L’ame du Blues : suite au débat sur Greenwood

Chronique de Bars et Café philo

Amis Greenwoodiens, bonjour
J’ai lu avec attention votre débat à propos de l‘âme du Blues. Très intéressant dans le sens où les principaux arguments sont là. Le lecteur se fera une opinion (… ou pas, peu importe), comme d’habitude.
Pour ceux qui l’ont pas lu : http://gazettegreenwood.free.fr/an2002/n41/numero41.htm#ame
Sans prendre une position tranchée, je tenais à réagir, et peut être (modestement) proposer une autre perspective.
Qu’on tienne compte du contexte historique dans la définition du « Blues authentique », admettons. Mais vous ne parlez que de l’histoire du Blues après le « Big Bang » : je veux dire après l’esclavage et les champs de coton.

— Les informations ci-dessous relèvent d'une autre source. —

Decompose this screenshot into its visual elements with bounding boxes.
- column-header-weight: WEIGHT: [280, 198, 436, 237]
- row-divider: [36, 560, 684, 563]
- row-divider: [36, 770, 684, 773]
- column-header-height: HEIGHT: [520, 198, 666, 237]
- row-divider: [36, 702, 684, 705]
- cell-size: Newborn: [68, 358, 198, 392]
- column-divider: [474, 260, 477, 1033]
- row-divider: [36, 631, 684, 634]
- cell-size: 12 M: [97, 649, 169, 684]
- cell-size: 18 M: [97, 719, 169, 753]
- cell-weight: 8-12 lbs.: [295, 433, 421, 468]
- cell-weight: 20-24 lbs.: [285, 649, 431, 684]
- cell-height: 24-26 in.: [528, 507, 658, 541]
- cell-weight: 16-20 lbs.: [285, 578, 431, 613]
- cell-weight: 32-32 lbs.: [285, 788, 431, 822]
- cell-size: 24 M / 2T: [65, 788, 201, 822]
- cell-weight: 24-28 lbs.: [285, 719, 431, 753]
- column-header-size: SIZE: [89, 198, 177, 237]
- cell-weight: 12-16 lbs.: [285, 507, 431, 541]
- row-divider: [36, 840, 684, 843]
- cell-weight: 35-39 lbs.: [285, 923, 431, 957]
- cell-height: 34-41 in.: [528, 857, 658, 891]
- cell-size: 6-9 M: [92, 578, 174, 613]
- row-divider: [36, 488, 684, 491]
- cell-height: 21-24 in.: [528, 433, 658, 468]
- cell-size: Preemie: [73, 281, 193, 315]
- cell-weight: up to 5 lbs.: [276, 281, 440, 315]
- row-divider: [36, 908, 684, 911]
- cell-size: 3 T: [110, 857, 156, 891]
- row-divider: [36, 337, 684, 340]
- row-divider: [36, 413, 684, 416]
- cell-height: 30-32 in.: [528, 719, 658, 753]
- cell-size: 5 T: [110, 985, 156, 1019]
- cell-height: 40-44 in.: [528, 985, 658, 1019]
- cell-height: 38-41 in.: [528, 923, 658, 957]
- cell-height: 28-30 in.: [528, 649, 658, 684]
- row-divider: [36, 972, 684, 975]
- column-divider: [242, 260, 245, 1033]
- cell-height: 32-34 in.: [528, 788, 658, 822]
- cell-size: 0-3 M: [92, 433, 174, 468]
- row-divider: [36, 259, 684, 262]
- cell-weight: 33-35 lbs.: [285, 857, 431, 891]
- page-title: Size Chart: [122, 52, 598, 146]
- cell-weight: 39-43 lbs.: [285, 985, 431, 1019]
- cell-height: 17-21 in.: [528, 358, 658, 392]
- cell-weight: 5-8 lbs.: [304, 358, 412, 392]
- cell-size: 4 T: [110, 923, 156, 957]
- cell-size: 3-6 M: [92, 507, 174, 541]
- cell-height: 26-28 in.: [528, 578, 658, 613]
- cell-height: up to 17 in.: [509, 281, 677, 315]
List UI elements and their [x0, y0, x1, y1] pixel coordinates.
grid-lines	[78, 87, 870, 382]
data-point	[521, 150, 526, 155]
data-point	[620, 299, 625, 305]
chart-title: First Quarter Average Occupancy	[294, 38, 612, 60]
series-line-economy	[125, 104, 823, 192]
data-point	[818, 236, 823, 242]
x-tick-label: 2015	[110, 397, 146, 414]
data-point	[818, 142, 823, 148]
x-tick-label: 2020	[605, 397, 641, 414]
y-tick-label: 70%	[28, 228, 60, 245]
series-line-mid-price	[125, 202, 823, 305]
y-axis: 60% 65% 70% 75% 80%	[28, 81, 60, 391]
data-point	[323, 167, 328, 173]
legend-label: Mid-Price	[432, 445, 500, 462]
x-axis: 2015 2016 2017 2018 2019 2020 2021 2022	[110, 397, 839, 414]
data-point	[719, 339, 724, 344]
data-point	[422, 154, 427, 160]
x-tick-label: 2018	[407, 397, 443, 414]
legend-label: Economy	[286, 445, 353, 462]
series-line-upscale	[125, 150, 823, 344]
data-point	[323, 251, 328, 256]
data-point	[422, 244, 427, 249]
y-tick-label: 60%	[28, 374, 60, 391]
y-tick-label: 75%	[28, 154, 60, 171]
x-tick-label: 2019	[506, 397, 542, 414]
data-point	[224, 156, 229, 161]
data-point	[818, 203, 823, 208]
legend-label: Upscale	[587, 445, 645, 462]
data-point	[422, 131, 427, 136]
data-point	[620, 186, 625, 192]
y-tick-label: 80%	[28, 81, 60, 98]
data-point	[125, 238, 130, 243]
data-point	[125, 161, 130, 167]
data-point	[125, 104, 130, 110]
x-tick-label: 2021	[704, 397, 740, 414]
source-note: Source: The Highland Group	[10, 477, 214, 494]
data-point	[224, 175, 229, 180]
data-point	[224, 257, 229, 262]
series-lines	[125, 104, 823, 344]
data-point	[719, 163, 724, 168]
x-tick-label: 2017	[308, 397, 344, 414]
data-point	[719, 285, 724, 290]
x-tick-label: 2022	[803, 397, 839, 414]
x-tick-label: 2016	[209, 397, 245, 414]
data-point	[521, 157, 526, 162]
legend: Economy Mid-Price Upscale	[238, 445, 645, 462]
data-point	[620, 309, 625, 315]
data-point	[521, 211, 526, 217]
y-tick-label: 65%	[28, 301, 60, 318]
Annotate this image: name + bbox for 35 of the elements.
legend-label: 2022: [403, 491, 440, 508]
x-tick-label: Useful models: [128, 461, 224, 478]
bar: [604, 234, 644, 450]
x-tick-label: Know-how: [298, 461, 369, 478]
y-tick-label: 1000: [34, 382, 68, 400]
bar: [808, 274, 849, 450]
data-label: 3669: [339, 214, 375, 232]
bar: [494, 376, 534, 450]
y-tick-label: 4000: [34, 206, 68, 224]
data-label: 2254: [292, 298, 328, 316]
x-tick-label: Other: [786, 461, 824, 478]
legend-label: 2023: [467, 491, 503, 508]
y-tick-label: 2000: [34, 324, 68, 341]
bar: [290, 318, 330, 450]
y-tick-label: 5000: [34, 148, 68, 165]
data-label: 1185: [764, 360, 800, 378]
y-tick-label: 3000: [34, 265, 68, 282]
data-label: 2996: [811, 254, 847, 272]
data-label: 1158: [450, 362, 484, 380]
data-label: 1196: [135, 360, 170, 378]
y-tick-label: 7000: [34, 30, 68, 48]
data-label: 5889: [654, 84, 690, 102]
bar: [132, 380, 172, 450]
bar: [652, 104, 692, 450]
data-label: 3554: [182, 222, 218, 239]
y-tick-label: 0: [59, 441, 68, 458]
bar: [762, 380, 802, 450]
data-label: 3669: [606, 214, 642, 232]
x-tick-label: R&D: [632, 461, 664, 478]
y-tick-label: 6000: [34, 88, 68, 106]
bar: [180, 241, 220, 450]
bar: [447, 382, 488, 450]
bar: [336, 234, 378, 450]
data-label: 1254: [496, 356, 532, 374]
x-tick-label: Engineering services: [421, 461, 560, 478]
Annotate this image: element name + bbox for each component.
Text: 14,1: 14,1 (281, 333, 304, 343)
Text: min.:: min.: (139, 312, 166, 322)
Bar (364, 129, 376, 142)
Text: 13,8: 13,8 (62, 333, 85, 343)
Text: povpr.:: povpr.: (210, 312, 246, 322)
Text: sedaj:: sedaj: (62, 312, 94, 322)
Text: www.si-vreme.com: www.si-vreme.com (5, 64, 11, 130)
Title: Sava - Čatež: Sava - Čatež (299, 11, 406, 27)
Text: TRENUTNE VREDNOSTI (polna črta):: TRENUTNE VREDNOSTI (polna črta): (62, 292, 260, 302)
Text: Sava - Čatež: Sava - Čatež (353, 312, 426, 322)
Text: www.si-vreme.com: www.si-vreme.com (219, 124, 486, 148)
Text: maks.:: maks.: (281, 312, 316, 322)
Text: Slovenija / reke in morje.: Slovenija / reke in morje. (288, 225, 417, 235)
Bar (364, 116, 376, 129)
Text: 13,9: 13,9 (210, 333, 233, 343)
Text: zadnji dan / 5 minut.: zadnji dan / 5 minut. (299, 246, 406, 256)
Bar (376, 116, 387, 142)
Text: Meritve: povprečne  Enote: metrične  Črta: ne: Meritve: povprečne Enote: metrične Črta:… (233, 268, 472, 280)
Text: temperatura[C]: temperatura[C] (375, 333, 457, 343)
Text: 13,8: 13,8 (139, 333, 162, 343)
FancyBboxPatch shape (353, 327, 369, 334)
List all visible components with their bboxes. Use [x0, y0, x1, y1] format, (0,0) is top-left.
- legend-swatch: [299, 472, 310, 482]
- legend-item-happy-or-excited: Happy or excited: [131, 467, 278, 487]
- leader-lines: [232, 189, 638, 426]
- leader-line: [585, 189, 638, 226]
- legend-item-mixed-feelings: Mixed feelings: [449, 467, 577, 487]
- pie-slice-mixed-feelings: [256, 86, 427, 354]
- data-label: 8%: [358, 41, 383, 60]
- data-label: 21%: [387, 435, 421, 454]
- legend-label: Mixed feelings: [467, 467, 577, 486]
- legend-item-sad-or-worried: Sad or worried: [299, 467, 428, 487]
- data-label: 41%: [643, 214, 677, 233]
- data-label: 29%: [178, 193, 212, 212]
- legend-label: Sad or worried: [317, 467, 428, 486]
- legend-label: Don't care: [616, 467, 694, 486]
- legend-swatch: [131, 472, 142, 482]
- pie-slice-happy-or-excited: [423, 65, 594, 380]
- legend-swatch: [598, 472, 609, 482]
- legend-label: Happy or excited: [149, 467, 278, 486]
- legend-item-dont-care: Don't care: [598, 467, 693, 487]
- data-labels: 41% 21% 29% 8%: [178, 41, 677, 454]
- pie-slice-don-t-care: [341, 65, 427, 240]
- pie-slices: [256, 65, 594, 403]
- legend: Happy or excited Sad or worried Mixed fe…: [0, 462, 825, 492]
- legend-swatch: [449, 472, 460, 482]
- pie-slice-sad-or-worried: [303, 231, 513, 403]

Maintenant, voici le point de vu « historique » d’un ami Africain, Togolais, chanteur et bluesman renommé sur son continent, qui me dit toujours : « le Blues, c’est comme le cacao, parti de chez nous et qui nous reviens sous forme de chocolat ». C’est son avis et il le partage. Malheureusement, on a pas d’enregistrements réalisés en Afrique au 17 et 18e siècle. Mais j’ai moi même vu et entendu des type de 60 à 80 ans au Togo qui font du Blues, leur Blues, pas toujours 12 bars, mais bon JLH non plus … Ces artistes sont des gens très simples. Ils ne sont pas produits. Pour certains d’entre eux, leurs chansons sont connues mais pas leur nom.

Donc si je m’en tiens à la définition « canal historique », il faudrait considérer que ces gens, n’ayant pas connu l’esclavage et ses suites, véhiculent autre chose que l’âme du Blues. Même si, par exemple, toutes les histoires de Crossroad, les personnages comme Legba font bel et bien partie intégrante de leur culture. J’avoue que j’ai du mal à m’y faire.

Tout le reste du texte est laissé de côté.